I wonder what cops would think about Batman. Would they see him as one of the good guys who helps prevent crime, giftwraps criminals, and makes their (really tough) job a little bit easier? Would they see him as part of the problem but worse than that because he undercuts Police Authority by being effective in ways that they cannot be? Is it one of those things where Supervillains would change the calculus? (If we want to imagine a Batman who is effective enough for jazz… what could cops do against a Scarecrow, say, who was effective enough for jazz? Wait for SWAT? What do we do after SWAT goes in the building and lose radio contact?)
In thinking about thinking about what Batman would have done, I started thinking about the Ancients and their Titans, Gods, Demigods, and Heroes… and started thinking about how we think about the Ancients. This led me, immediately, to thinking about how the folks who will someday call us “the Ancients” will talk about us. To what extent will they argue about how much we believe in the Batman? Will the scales go from “They believe in the Batman the way that people believed in Santa at the end of Miracle on 34th Street” to holding up a PVC model of Batman swinging through Gotham and asking “why in the hell would they make idols of someone they didn’t believe in?”

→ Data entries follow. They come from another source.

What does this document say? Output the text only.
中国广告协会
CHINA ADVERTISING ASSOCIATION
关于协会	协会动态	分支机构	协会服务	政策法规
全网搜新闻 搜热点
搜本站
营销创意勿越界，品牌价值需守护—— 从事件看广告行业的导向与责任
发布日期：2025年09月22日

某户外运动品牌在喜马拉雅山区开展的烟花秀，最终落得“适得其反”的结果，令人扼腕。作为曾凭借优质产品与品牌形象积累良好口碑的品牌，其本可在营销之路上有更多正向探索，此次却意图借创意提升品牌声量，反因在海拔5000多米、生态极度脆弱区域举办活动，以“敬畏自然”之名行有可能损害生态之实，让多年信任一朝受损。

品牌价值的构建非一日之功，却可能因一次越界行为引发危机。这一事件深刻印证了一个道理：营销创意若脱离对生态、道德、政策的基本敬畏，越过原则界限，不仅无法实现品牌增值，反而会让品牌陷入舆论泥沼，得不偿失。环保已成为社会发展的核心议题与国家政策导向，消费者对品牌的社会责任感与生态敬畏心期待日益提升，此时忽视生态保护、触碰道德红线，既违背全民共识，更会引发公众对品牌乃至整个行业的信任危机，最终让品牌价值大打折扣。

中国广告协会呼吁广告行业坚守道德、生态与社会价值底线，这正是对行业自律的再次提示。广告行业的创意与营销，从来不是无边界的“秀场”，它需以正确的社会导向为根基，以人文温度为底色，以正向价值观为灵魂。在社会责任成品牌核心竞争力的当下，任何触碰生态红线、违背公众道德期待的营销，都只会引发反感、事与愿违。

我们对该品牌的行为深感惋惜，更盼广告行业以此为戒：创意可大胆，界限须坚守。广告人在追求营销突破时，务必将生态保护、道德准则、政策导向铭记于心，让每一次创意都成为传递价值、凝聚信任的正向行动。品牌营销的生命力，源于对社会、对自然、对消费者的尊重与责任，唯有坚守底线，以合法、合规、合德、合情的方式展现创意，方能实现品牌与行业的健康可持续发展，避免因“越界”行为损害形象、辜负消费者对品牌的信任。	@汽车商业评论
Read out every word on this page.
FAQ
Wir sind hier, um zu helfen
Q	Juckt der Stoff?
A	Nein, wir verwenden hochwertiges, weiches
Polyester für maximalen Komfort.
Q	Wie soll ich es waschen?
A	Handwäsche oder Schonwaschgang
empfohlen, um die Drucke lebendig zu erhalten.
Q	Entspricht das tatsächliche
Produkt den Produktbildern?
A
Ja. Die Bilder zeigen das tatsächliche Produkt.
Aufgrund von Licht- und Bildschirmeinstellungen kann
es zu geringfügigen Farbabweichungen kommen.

I discussed these half-baked thoughts with Human Hireling and he pointed out that his wife asked the question: Imagine finding a couple of snippets of the Batman television series, a large exerpt from the Batman movies, and several different pages from various Batman scrolls. What would this tell you about what the Ancients thought about The Batman? This led me to all kinds of thoughts about which snippets would tell us what (and, of course, the degrees of wrongness the conclusions might take). There were several Catwomen. There were several Jokers… were there several Batmen? Is Batman an amalgam of a team of vigilantes who fought amalgams of criminal gangs? Isn’t it so much better to be living in the future instead of like those backwards Batman-believers?